For this future cultural analyst, the legendary '60s were an after-school special. And in my sprout's eye view of the world, Abbie Hoffman came on screen at the perfect time to serve as a more timely and hip successor to Mad magazine's Alfred E. Neuman.
So Hoffman, no less than Mr. Neuman, will always have a place in my heart, if only for the infamous Wall Street action. That was the one in which Hoffman and friends went to the gallery of the New York Stock Exchange and showered the trading floor with thousands of dollar bills.
As expected, the brokers made a piggish spectacle of themselves groveling for the loot. The revelatory symbolic purity of that act stands. And so does the adolescent thrill of seeing all those stuffed shirts reduced to their lowest common denominator.

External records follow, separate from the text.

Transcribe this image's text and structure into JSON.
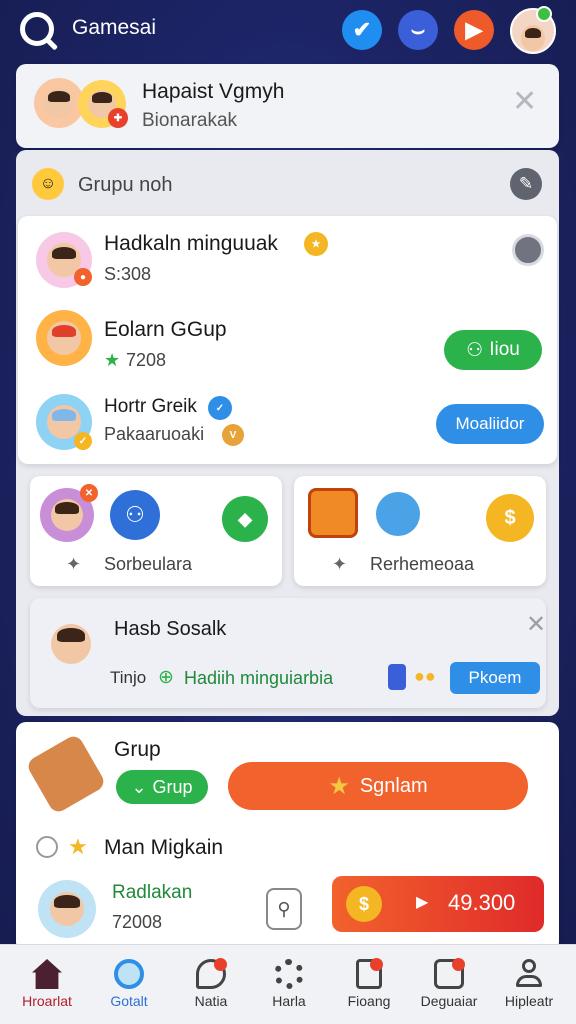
{
  "topbar": {
    "title": "Gamesai",
    "buttons": [
      {
        "icon": "check-shield-icon",
        "color": "#1f8ef0"
      },
      {
        "icon": "pocket-icon",
        "color": "#3a5fd8"
      },
      {
        "icon": "play-icon",
        "color": "#ef5a2a"
      }
    ]
  },
  "notification": {
    "title": "Hapaist Vgmyh",
    "subtitle": "Bionarakak"
  },
  "group_section": {
    "header": "Grupu noh",
    "items": [
      {
        "name": "Hadkaln minguuak",
        "meta": "S:308",
        "action": "",
        "action_type": "icon"
      },
      {
        "name": "Eolarn GGup",
        "meta": "7208",
        "action": "Iiou",
        "action_type": "green"
      },
      {
        "name": "Hortr Greik",
        "meta": "Pakaaruoaki",
        "action": "Moaliidor",
        "action_type": "blue"
      }
    ]
  },
  "tiles": [
    {
      "label": "Sorbeulara"
    },
    {
      "label": "Rerhemeoaa"
    }
  ],
  "social": {
    "title": "Hasb Sosalk",
    "prefix": "Tinjo",
    "link": "Hadiih minguiarbia",
    "button": "Pkoem"
  },
  "group_card": {
    "title": "Grup",
    "chip": "Grup",
    "cta": "Sgnlam",
    "subheading": "Man Migkain",
    "player_name": "Radlakan",
    "player_score": "72008",
    "reward": "49.300"
  },
  "nav": [
    {
      "label": "Hroarlat",
      "icon": "home-icon",
      "active": true
    },
    {
      "label": "Gotalt",
      "icon": "globe-icon",
      "active": false
    },
    {
      "label": "Natia",
      "icon": "chat-icon",
      "active": false
    },
    {
      "label": "Harla",
      "icon": "gear-icon",
      "active": false
    },
    {
      "label": "Fioang",
      "icon": "document-icon",
      "active": false
    },
    {
      "label": "Deguaiar",
      "icon": "message-icon",
      "active": false
    },
    {
      "label": "Hipleatr",
      "icon": "profile-icon",
      "active": false
    }
  ],
  "colors": {
    "green": "#2bb24a",
    "blue": "#2f8fe6",
    "orange": "#f2622c",
    "red": "#e8402a"
  }
}
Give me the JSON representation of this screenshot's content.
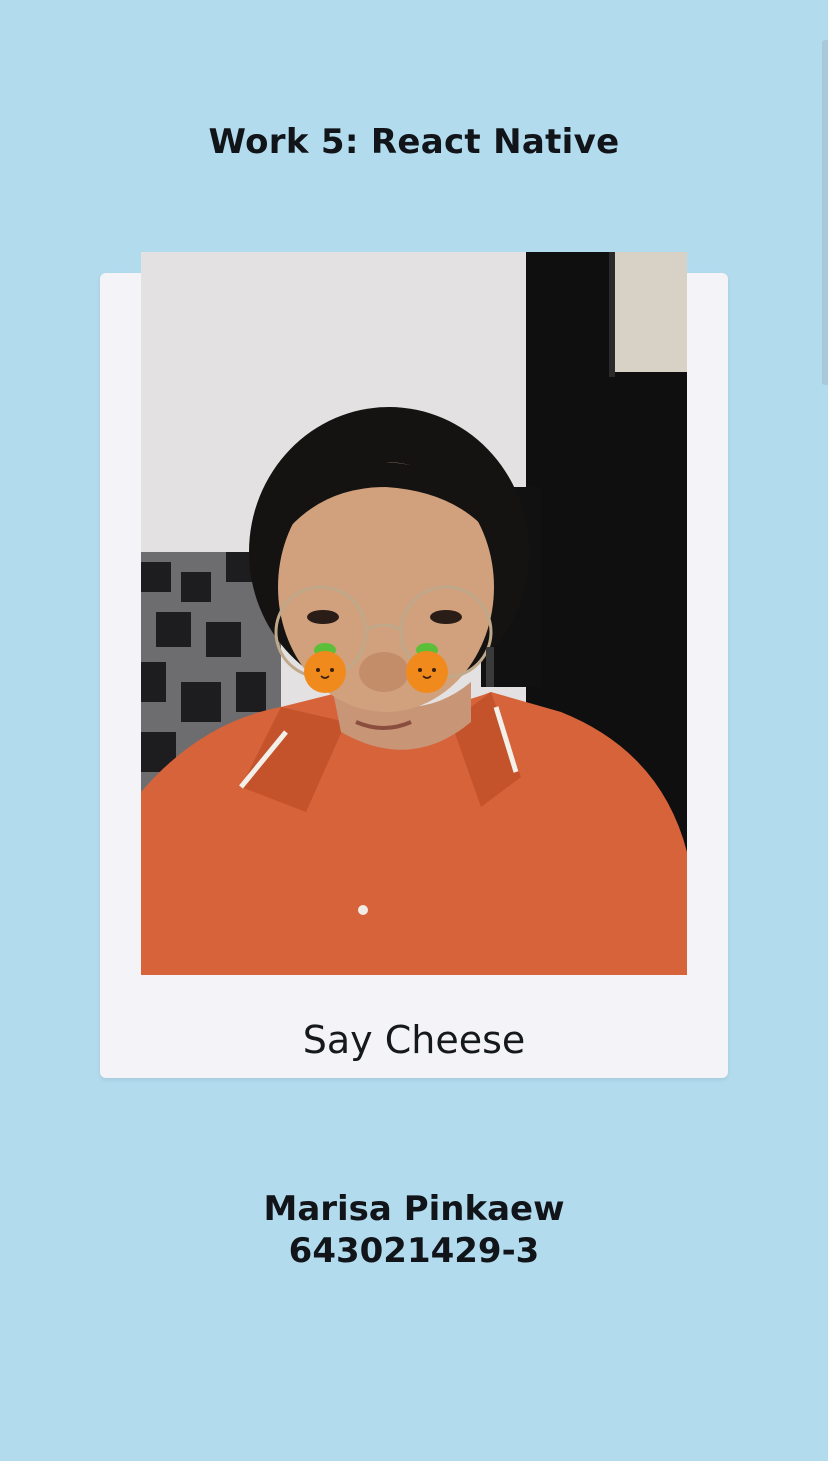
{
  "header": {
    "title": "Work 5: React Native"
  },
  "card": {
    "photo_alt": "Selfie photo with orange face stickers",
    "caption": "Say Cheese"
  },
  "footer": {
    "name": "Marisa Pinkaew",
    "student_id": "643021429-3"
  },
  "colors": {
    "background": "#b3dbee",
    "card": "#f4f3f8",
    "text": "#111418",
    "shirt": "#d9643a",
    "sticker": "#f08a1c"
  },
  "icons": [
    "orange-sticker-icon"
  ]
}
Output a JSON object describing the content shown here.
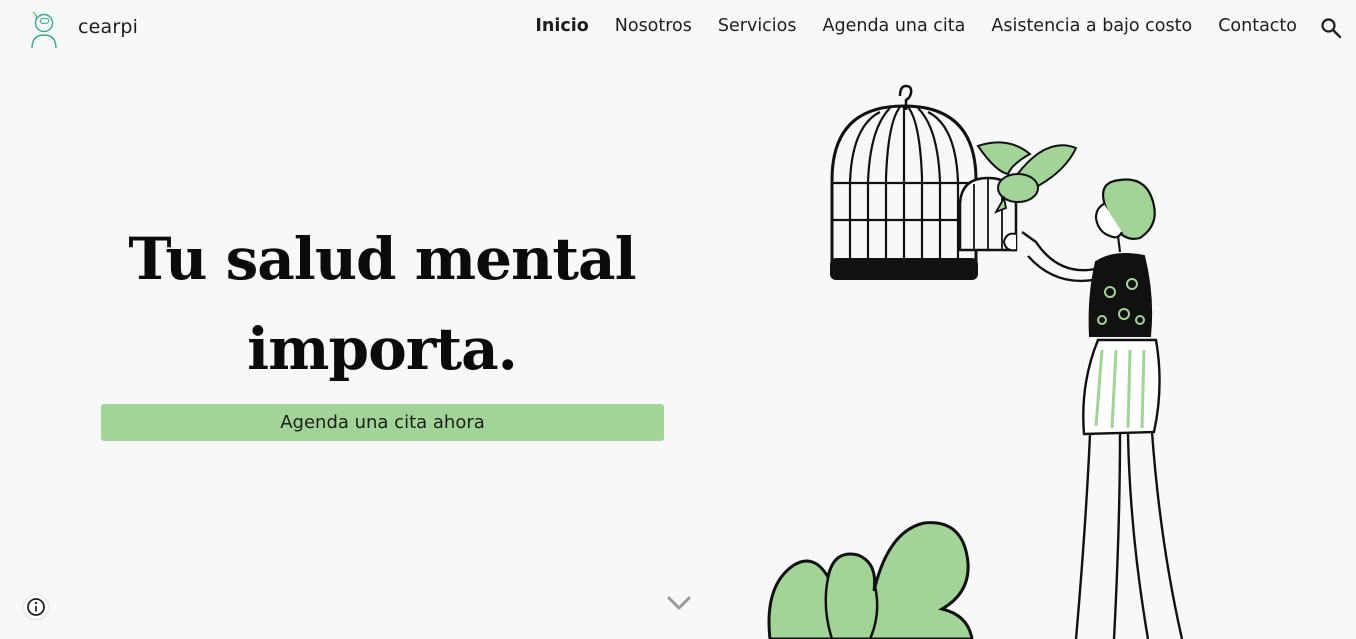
{
  "header": {
    "brand": "cearpi",
    "nav": [
      {
        "label": "Inicio",
        "active": true
      },
      {
        "label": "Nosotros",
        "active": false
      },
      {
        "label": "Servicios",
        "active": false
      },
      {
        "label": "Agenda una cita",
        "active": false
      },
      {
        "label": "Asistencia a bajo costo",
        "active": false
      },
      {
        "label": "Contacto",
        "active": false
      }
    ],
    "icons": {
      "logo": "person-with-brain-logo",
      "search": "search-icon"
    }
  },
  "hero": {
    "title_line1": "Tu salud mental",
    "title_line2": "importa.",
    "cta_label": "Agenda una cita ahora"
  },
  "icons": {
    "scroll": "chevron-down-icon",
    "info": "info-icon",
    "illustration": "woman-releasing-bird-from-cage"
  },
  "colors": {
    "background": "#f7f9f8",
    "accent": "#a1d496",
    "text": "#1d1d1d"
  }
}
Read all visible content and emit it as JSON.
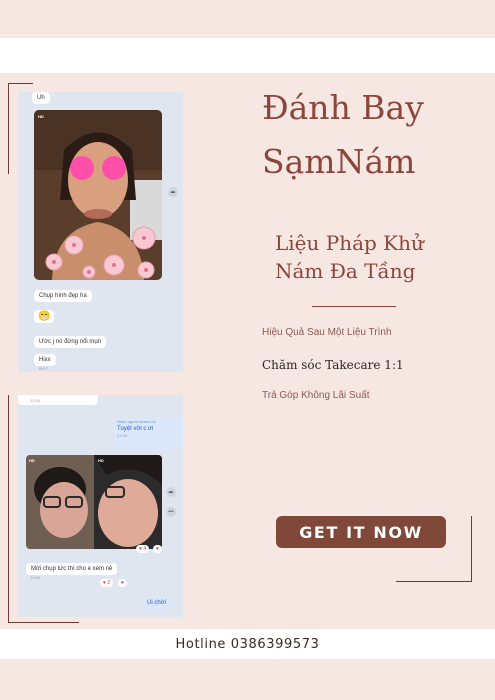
{
  "chat1": {
    "msg_top": "Uh",
    "hd": "HD",
    "msg1": "Chụp hình đẹp ha",
    "emoji": "😁",
    "msg2": "Ước j nó đừng nổi mụn",
    "msg3": "Hixx",
    "msg3_time": "16:07"
  },
  "chat2": {
    "time_top": "21:05",
    "quoted": "Nhấn người khách rồi",
    "reply": "Tuyệt vời c ơi",
    "reply_time": "21:05",
    "hd_left": "HD",
    "hd_right": "HD",
    "react1": "♥ 4",
    "react1_icon": "♥",
    "msg1": "Mới chụp tức thì cho e xem nè",
    "msg1_time": "21:06",
    "react2": "♥ 2",
    "react2_icon": "♥",
    "msg_me": "Ui chời"
  },
  "headline": {
    "line1": "Đánh Bay",
    "line2": "SạmNám"
  },
  "subtitle": {
    "line1": "Liệu Pháp Khử",
    "line2": "Nám Đa Tầng"
  },
  "features": [
    "Hiệu Quả Sau Một Liệu Trình",
    "Chăm sóc Takecare 1:1",
    "Trả Góp Không Lãi Suất"
  ],
  "cta_label": "GET IT NOW",
  "hotline": "Hotline 0386399573"
}
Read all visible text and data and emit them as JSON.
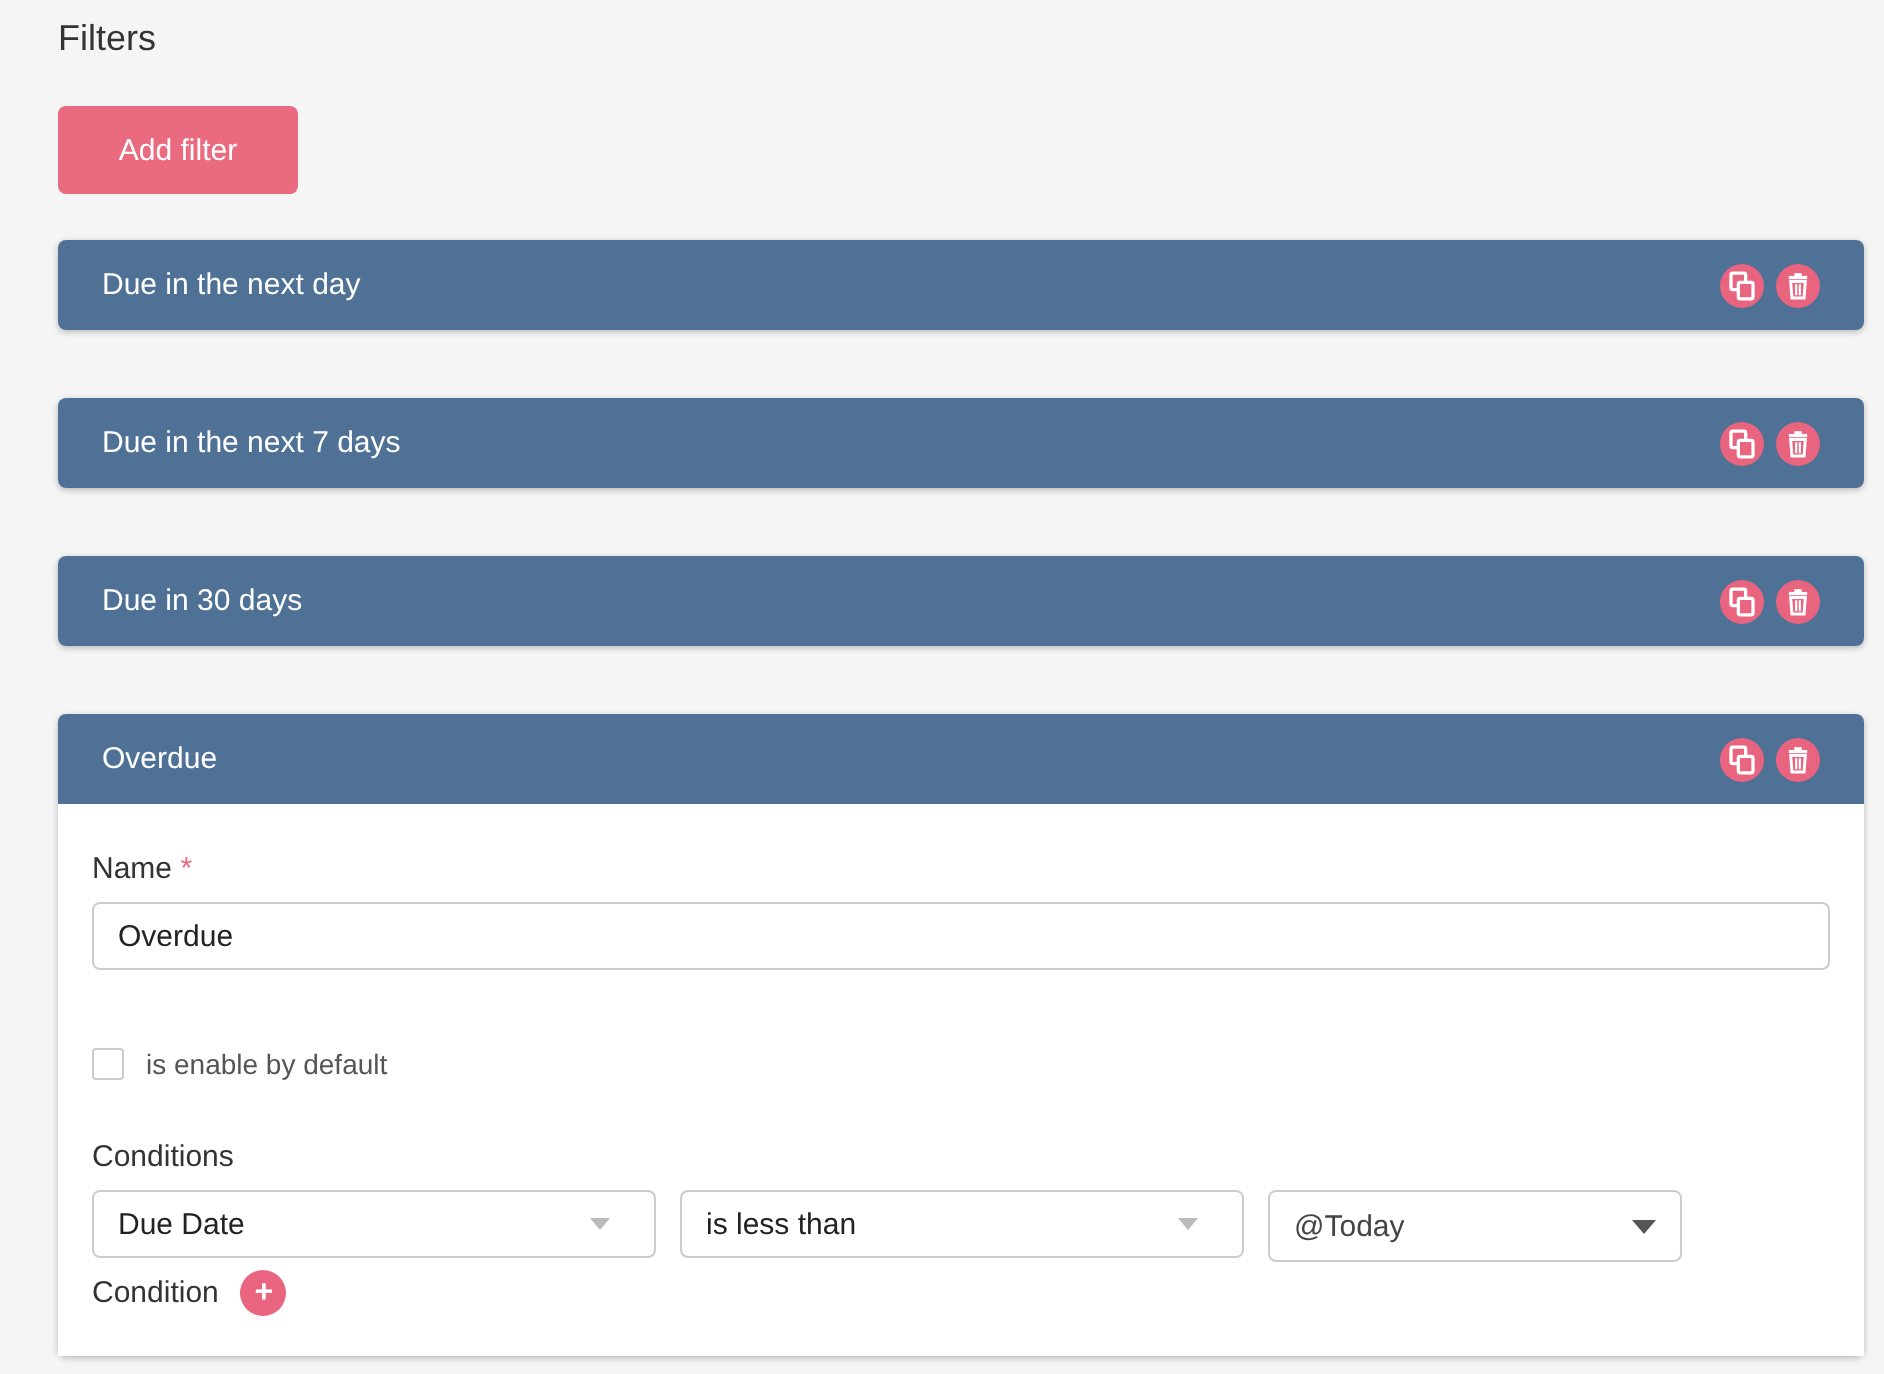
{
  "title": "Filters",
  "add_button": "Add filter",
  "filters": [
    {
      "name": "Due in the next day",
      "expanded": false
    },
    {
      "name": "Due in the next 7 days",
      "expanded": false
    },
    {
      "name": "Due in 30 days",
      "expanded": false
    },
    {
      "name": "Overdue",
      "expanded": true
    }
  ],
  "editor": {
    "name_label": "Name",
    "required_mark": "*",
    "name_value": "Overdue",
    "checkbox": {
      "label": "is enable by default",
      "checked": false
    },
    "conditions_label": "Conditions",
    "conditions": [
      {
        "kind": "select",
        "value": "Due Date"
      },
      {
        "kind": "select",
        "value": "is less than"
      },
      {
        "kind": "combo",
        "value": "@Today"
      }
    ],
    "add_condition_label": "Condition",
    "add_condition_icon": "+"
  }
}
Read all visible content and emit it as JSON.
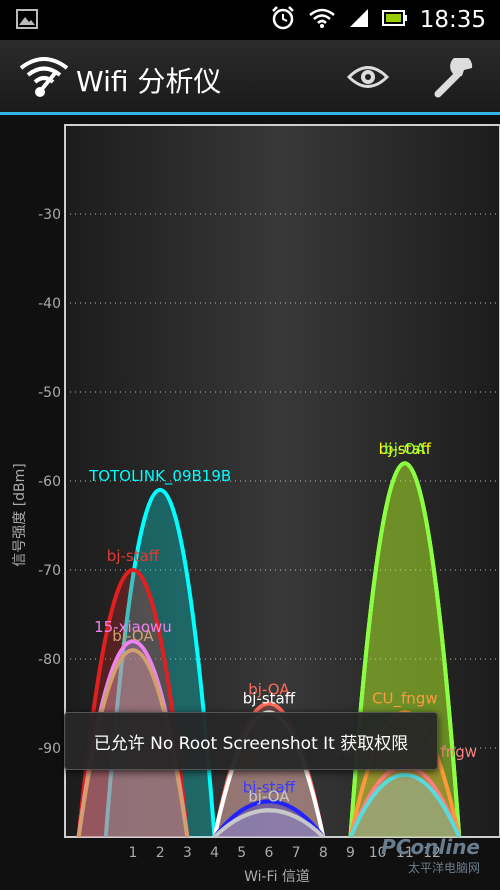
{
  "status_bar": {
    "time": "18:35",
    "icons": [
      "image-notification-icon",
      "alarm-icon",
      "wifi-icon",
      "signal-icon",
      "battery-icon"
    ]
  },
  "app_bar": {
    "title": "Wifi 分析仪",
    "icons": [
      "wifi-analyzer-logo-icon",
      "eye-icon",
      "wrench-icon"
    ],
    "accent": "#33b5e5"
  },
  "toast": {
    "text": "已允许 No Root Screenshot It 获取权限"
  },
  "watermark": {
    "brand": "PConline",
    "sub": "太平洋电脑网"
  },
  "chart_data": {
    "type": "area",
    "xlabel": "Wi-Fi 信道",
    "ylabel": "信号强度 [dBm]",
    "xlim": [
      -1.5,
      14.5
    ],
    "ylim": [
      -100,
      -20
    ],
    "x_ticks": [
      1,
      2,
      3,
      4,
      5,
      6,
      7,
      8,
      9,
      10,
      11,
      12
    ],
    "y_ticks": [
      -30,
      -40,
      -50,
      -60,
      -70,
      -80,
      -90
    ],
    "grid": true,
    "series": [
      {
        "name": "TOTOLINK_09B19B",
        "channel": 2,
        "level": -61,
        "color": "#00ffff",
        "label_color": "#00ffff"
      },
      {
        "name": "bj-staff",
        "channel": 1,
        "level": -70,
        "color": "#e02020",
        "label_color": "#e53935"
      },
      {
        "name": "15-xiaowu",
        "channel": 1,
        "level": -78,
        "color": "#ee82ee",
        "label_color": "#ee82ee"
      },
      {
        "name": "bj-OA",
        "channel": 1,
        "level": -79,
        "color": "#d2a06e",
        "label_color": "#d2a06e"
      },
      {
        "name": "bj-OA",
        "channel": 6,
        "level": -85,
        "color": "#ff6a5a",
        "label_color": "#ff6a5a"
      },
      {
        "name": "bj-staff",
        "channel": 6,
        "level": -86,
        "color": "#ffffff",
        "label_color": "#ffffff"
      },
      {
        "name": "bj-staff",
        "channel": 6,
        "level": -96,
        "color": "#2222ff",
        "label_color": "#3a3aff"
      },
      {
        "name": "bj-OA",
        "channel": 6,
        "level": -97,
        "color": "#c8c8c8",
        "label_color": "#c8c8c8"
      },
      {
        "name": "bj-staff",
        "channel": 11,
        "level": -58,
        "color": "#ffff00",
        "label_color": "#ffff00"
      },
      {
        "name": "bj-OA",
        "channel": 11,
        "level": -58,
        "color": "#88ff44",
        "label_color": "#88ff44"
      },
      {
        "name": "CU_fngw",
        "channel": 11,
        "level": -86,
        "color": "#ff9a3c",
        "label_color": "#ff9a3c"
      },
      {
        "name": "VIDEOPHONE_fngw",
        "channel": 11,
        "level": -92,
        "color": "#ff7f7f",
        "label_color": "#ff7f7f"
      },
      {
        "name": "",
        "channel": 11,
        "level": -93,
        "color": "#55dddd",
        "label_color": "#55dddd"
      }
    ]
  }
}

When Hoffman emerged on the '60s sound stage with actions of that sort, he quickly stood out from the crowd of more "serious" anti-war spokespersons. Hoffman was different because he had a sense of humor, which always seems to be a rare commodity among world-savers.
But mostly Hoffman stood out because he was one of the very few participants in the '60s melodrama who realized at the time that he was actually playing a part in a TV show. With rock-and-roll instincts and a dash of undergrad psychology, Hoffman tried to turn the familiar devices of TV "info-tainment" into instruments of political power. For all of his subsequently honorable efforts as a community organizer, and for all his other less honorable moments, that prescient use of television will undoubtedly stand as his legacy to history.